FTC settlements protect consumers

By Katie Ritchie

 

Every month it seems like news breaks of another big scam or data breach. This week I wanted to focus on some positive news.

First is the record $191 million settlement from the University of Phoenix and its parent company Apollo Education Group. The FTC charged that the for-profit school used deceptive advertising. Their marketing team misrepresented relationships with companies like Microsoft, Twitter, AT&T and more. The companies featured in ads didn’t help develop curriculum or provide job opportunities.

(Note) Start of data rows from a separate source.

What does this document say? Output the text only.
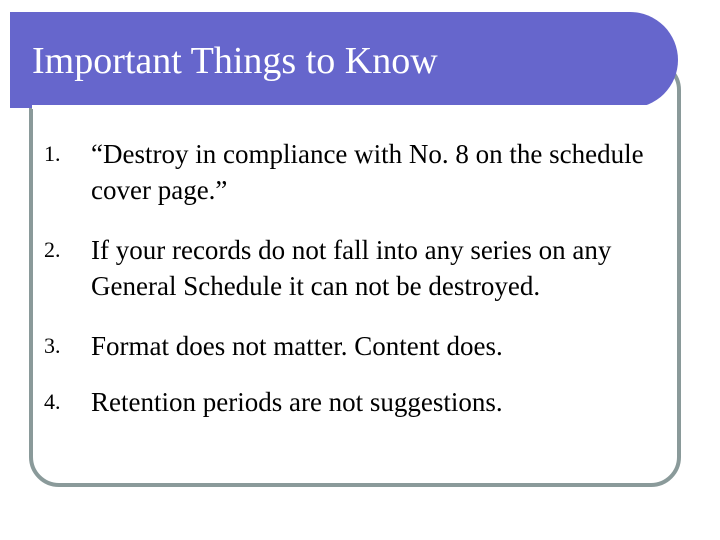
Important Things to Know
1. “Destroy in compliance with No. 8 on the schedule cover page.”
2. If your records do not fall into any series on any General Schedule it can not be destroyed.
3. Format does not matter. Content does.
4. Retention periods are not suggestions.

Worse, allegedly deceptive ads targeted active duty service members, veterans, and military spouses. The $191 million will be delivered in the form of $50 million paid to the FTC to be refunded to consumers. The remaining $141 million will be distributed to former students through loan forgiveness. Students who will receive the refunds are those who enrolled when deceptive ads were in use. The settlement won’t affect student borrowers’ private or federal loan obligations.

The 2nd settlement was with Elite IT Partners Inc. and its President/CEO James Martinos. Elite IT had telemarketers target consumers who needed help recovering passwords. These callers claimed affiliation with Microsoft or Yahoo. They would pressure consumers to give them access to their computers. The telemarketers would then run fake ‘diagnostic’ tests. The telemarketers offered expensive, unnecessary repairs and software to fix imaginary issues. A $13.5 million judgment was imposed against Martinos and Elite IT. They claimed they don’t have it. Martinos will pay $173,500 and turnover other assets. If Martinos and the company misrepresented assets, they will pay the full amount. They are also permanently prohibited from offering/marketing tech support products or services, misrepresenting refund/cancellation policies, and claiming affiliation with other companies.